The Original D April 28, 2012 at 4:00 pm

You would certainly pay for market research before deciding to create a product. But oftentimes it’s wrong. Hence a lot of products flop.

There are a few companies like Apple that are so good at creating markets that they ignore market research for the most part.

Bill April 28, 2012 at 5:08 pm

So, the firms that would succeed would be those who did not conduct market research.

Interesting finding.

Or, could it be that those who did conduct market research were RELATIVELY more successful than those that didn’t.

NL_ April 28, 2012 at 2:27 pm

I’m surprised only half will express the preference, given how relatively unchallenged this particular form of anti-foreign sentiment is in this country (tinged as it is with subtle racism; “foreign” means Mexico, India or China, not Canada, Australia or the UK). It’s also free to express solidarity with some concept of voluntarily purchasing holier products (as though xenophobia is the holier option than cosmopolitan purchasing). But actual paying more money costs, so the principled stand suddenly has a cost. It’s free to express it, but has some cost to practice it. Most people are comfortable with their own internal contradictions, seeing their moral views as a spectrum rather than as a binary choice.

Of course, people are used to being hectored, nagged and pestered into certain opinions purely for the signaling. Recycling, buying organic, buying American, going to church, helping the latest victims of some far-off disaster, or whatever. People will actually engage in many of these behaviors, especially if they expect some actual benefit to them (e.g. organic tastes better). But the number of people who have learned to parrot the right sentiments and opinions is always to be much higher than the folks who have actually internalized the behavior. Which makes sense, since the number of people who recoil at not recycling is much lower than the number of people who recoil at anti-recycling opinions. Nagging produces an opinion shift much better than it produces a behavior shift.

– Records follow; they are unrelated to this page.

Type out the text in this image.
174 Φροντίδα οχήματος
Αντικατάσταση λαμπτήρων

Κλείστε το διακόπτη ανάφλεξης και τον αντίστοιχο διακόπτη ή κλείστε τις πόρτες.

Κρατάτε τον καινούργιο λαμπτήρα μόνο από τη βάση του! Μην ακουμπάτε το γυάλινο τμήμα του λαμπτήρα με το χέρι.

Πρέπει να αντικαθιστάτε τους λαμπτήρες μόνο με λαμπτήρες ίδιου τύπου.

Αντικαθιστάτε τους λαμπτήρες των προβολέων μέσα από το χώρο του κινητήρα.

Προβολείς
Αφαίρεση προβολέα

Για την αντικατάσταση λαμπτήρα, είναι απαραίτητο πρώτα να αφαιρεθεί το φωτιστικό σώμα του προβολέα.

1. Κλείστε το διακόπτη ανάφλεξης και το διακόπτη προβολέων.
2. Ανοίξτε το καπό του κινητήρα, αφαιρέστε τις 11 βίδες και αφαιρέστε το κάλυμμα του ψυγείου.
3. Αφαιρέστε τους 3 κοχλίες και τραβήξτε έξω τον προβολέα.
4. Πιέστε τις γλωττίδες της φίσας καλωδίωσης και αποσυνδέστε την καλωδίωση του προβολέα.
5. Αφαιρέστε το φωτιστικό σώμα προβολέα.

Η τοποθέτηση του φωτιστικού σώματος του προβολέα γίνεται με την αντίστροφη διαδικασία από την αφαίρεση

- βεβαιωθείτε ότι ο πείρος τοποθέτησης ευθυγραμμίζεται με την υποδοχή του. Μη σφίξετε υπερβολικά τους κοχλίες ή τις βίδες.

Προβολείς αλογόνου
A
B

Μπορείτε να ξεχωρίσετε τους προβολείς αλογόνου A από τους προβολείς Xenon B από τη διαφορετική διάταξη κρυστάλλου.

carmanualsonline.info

JWatts April 28, 2012 at 8:39 pm

“tinged as it is with subtle racism; “foreign” means Mexico, India or China, not Canada, Australia or the UK”

I think that statement says more about your biases than the average American’s biases. I’m pretty sure that most American’s consider Jaguar’s, Mini’s and Land Rover’s as foreign cars; and indeed any recognizably British or Australian product as foreign. You might have a point with regards to Canada, but that has far more to do with the fact that manufacturing and branding between the US and Canada is deeply interwoven.

Benny Lava April 28, 2012 at 2:36 pm

Not surprising. Americans’ have a similar divergence in political polling. Americans want lower taxes, reduced deficits, and increased spending. But all three cannot coincide simultaneously. So the political hand wringing we see today about budgets is a reflection of this American paradox. Neither the Democratic nor Republican parties have a credible plan to close the deficit in the near term (within 5 years). Most of the federal budget is Social Security, the Military, Medicare, and Medicaid. Yet Americans typically think cutting waste, direct foreign aid, and food stamps will not only close the deficit, but close it with enough head room to cut taxes, all the while not touching the top 4 spending conduits.

Americans would prefer to buy American if that meant buying it in the same sore, for the same price, and the same quality as an identical good.

bluto April 28, 2012 at 5:36 pm

That’s exactly it. Wal-Mart is great for this sort of comparison of what people actually buy, American made is worth about a 10-15% premium to consumers no matter what they claim in surveys.

John Bennett April 28, 2012 at 7:05 pm

Most Americans accept the verdict of the market–given sufficient quality, they let price determine what they buy. They may not have an elaborate understanding of the competitive market, but they accept its evidence–it comes down to price for quality. I don’t think most people are brainwashed. They see the evidence.

bob May 2, 2012 at 10:13 am

Anyone that has studied psychology will tell you that peope are pretty bad at knowing why they make decisions. What you hear is rationalizations, which are very different.

If people knew what they wanted, and why they want it the world would be dramatically different. Chances are most of us would be happier.